Uitspraak
GERECHTSHOF ARNHEM-LEEUWARDEN
1.[geïntimeerde1] ,
[geïntimeerde2],
Gerechtshof Arnhem-Leeuwarden
In deze zaak, die voor het Gerechtshof Arnhem-Leeuwarden is behandeld, gaat het om een erfrechtelijk geschil tussen twee zussen over de afwikkeling van de nalatenschap van hun ouders. De centrale vraag is of het laatste testament van de vader, dat is opgemaakt bij notariële akte, als vervalsing kan worden aangemerkt. De appellante, wonende in Frankrijk, heeft in het principaal hoger beroep de geldigheid van het testament betwist, terwijl de geïntimeerden, die beiden in Nederland wonen, de geldigheid van het testament verdedigen. Het hof heeft in eerdere arresten al een aantal beslissingen genomen, waaronder een arrest van 24 juli 2018, waarin de basis voor de verdere beoordeling is gelegd.
Tijdens de behandeling van het incidenteel hoger beroep heeft het hof vastgesteld dat de geïntimeerden een bedrag van € 19.364,01 aan servicekosten hebben betaald voor het appartement van de erflater. De appellante heeft deze betaling onvoldoende gemotiveerd betwist. Daarnaast heeft het hof vastgesteld dat de totale WOZ-aanslagen voor de jaren 2010 tot en met 2018 € 2.761,86 bedragen. De appellante is gehouden om voor 25% bij te dragen aan deze kosten, wat neerkomt op een bedrag van € 4.841,- respectievelijk € 690,46.

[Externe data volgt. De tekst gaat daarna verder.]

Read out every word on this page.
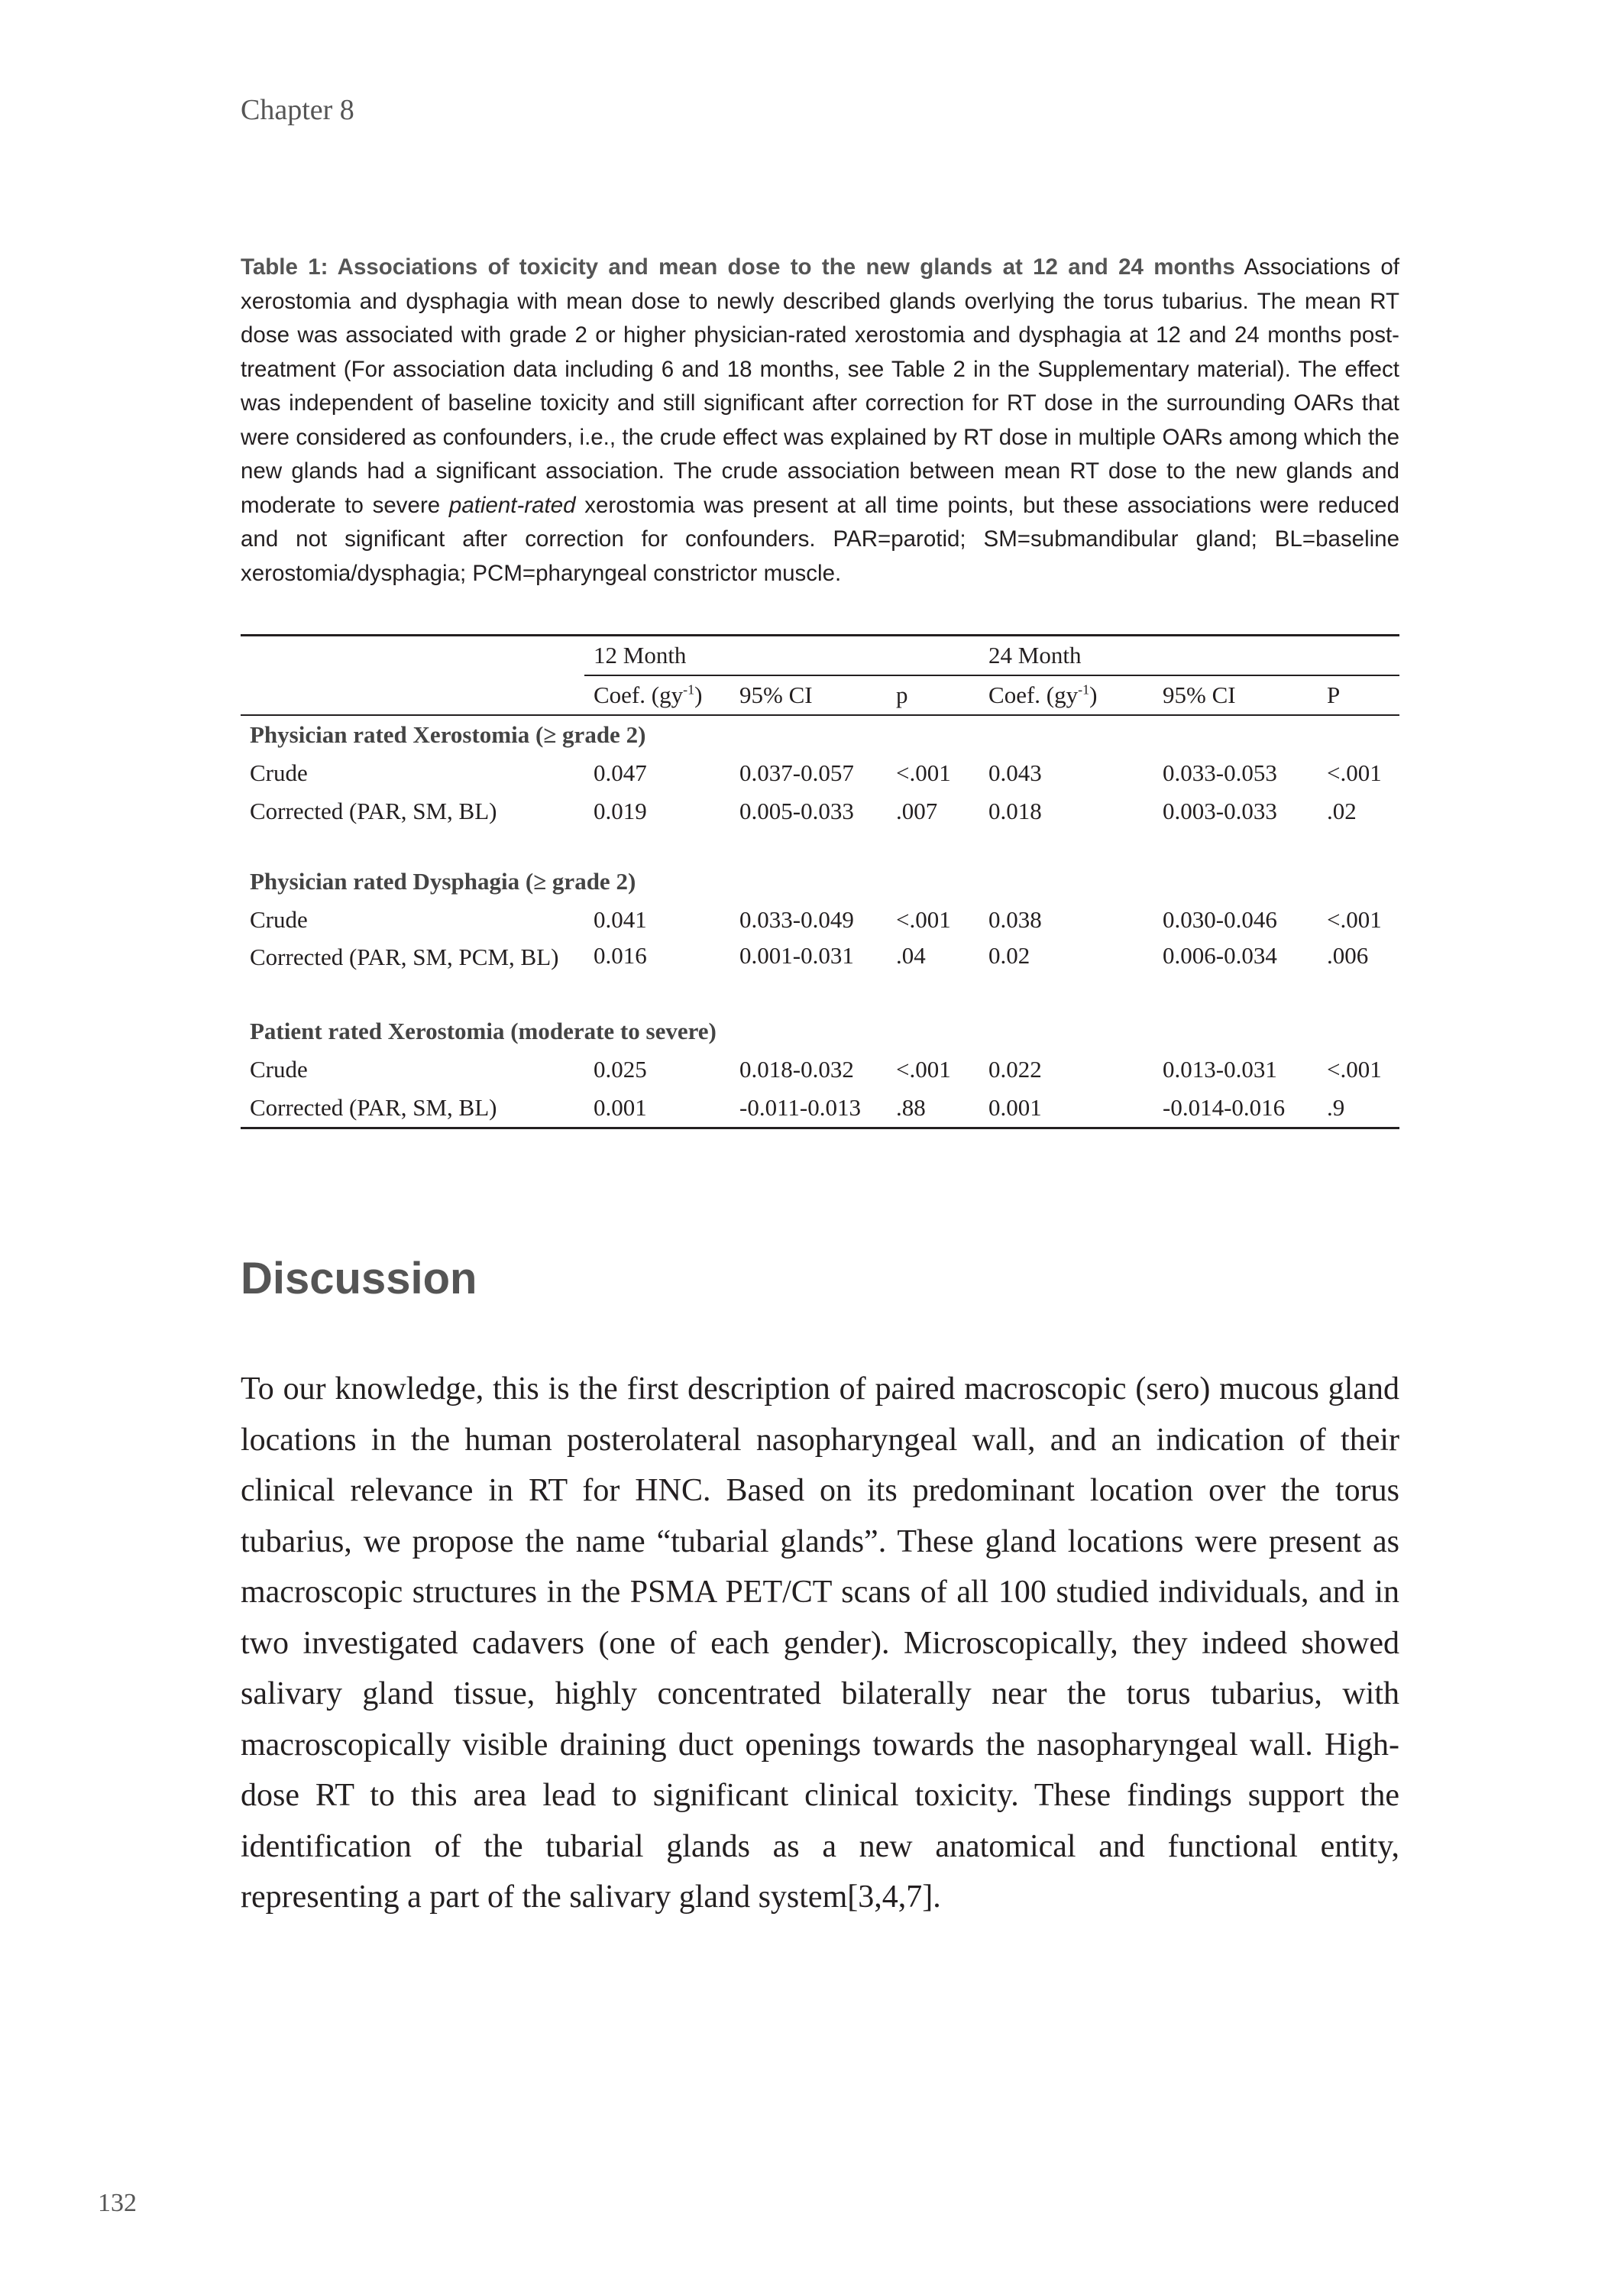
Chapter 8
Table 1: Associations of toxicity and mean dose to the new glands at 12 and 24 months Associations of xerostomia and dysphagia with mean dose to newly described glands overlying the torus tubarius. The mean RT dose was associated with grade 2 or higher physician-rated xerostomia and dysphagia at 12 and 24 months post-treatment (For association data including 6 and 18 months, see Table 2 in the Supplementary material). The effect was independent of baseline toxicity and still significant after correction for RT dose in the surrounding OARs that were considered as confounders, i.e., the crude effect was explained by RT dose in multiple OARs among which the new glands had a significant association. The crude association between mean RT dose to the new glands and moderate to severe patient-rated xerostomia was present at all time points, but these associations were reduced and not significant after correction for confounders. PAR=parotid; SM=submandibular gland; BL=baseline xerostomia/dysphagia; PCM=pharyngeal constrictor muscle.
	12 Month			24 Month		
	Coef. $(gy^{-1})$	95% CI	p	Coef. $(gy^{-1})$	95% CI	P
Physician rated Xerostomia (≥ grade 2)						
Crude	0.047	0.037-0.057	<.001	0.043	0.033-0.053	<.001
Corrected (PAR, SM, BL)	0.019	0.005-0.033	.007	0.018	0.003-0.033	.02

Physician rated Dysphagia (≥ grade 2)						
Crude	0.041	0.033-0.049	<.001	0.038	0.030-0.046	<.001
Corrected (PAR, SM, PCM, BL)	0.016	0.001-0.031	.04	0.02	0.006-0.034	.006

Patient rated Xerostomia (moderate to severe)						
Crude	0.025	0.018-0.032	<.001	0.022	0.013-0.031	<.001
Corrected (PAR, SM, BL)	0.001	-0.011-0.013	.88	0.001	-0.014-0.016	.9
Discussion
To our knowledge, this is the first description of paired macroscopic (sero) mucous gland locations in the human posterolateral nasopharyngeal wall, and an indication of their clinical relevance in RT for HNC. Based on its predominant location over the torus tubarius, we propose the name “tubarial glands”. These gland locations were present as macroscopic structures in the PSMA PET/CT scans of all 100 studied individuals, and in two investigated cadavers (one of each gender). Microscopically, they indeed showed salivary gland tissue, highly concentrated bilaterally near the torus tubarius, with macroscopically visible draining duct openings towards the nasopharyngeal wall. High-dose RT to this area lead to significant clinical toxicity. These findings support the identification of the tubarial glands as a new anatomical and functional entity, representing a part of the salivary gland system[3,4,7].
132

Het hof heeft verder beslist dat de appellante vanaf 1 september 2018 tot aan de levering van het appartement aan een derde of aan een van de deelgenoten aan de geïntimeerden een bedrag van € 43,75 per maand moet betalen. De kosten van het incidenteel hoger beroep worden gecompenseerd, zodat iedere partij haar eigen proceskosten draagt. Het hof heeft de beslissingen uitvoerbaar bij voorraad verklaard en het meer of anders gevorderde afgewezen. Het arrest is op 11 december 2018 in het openbaar uitgesproken.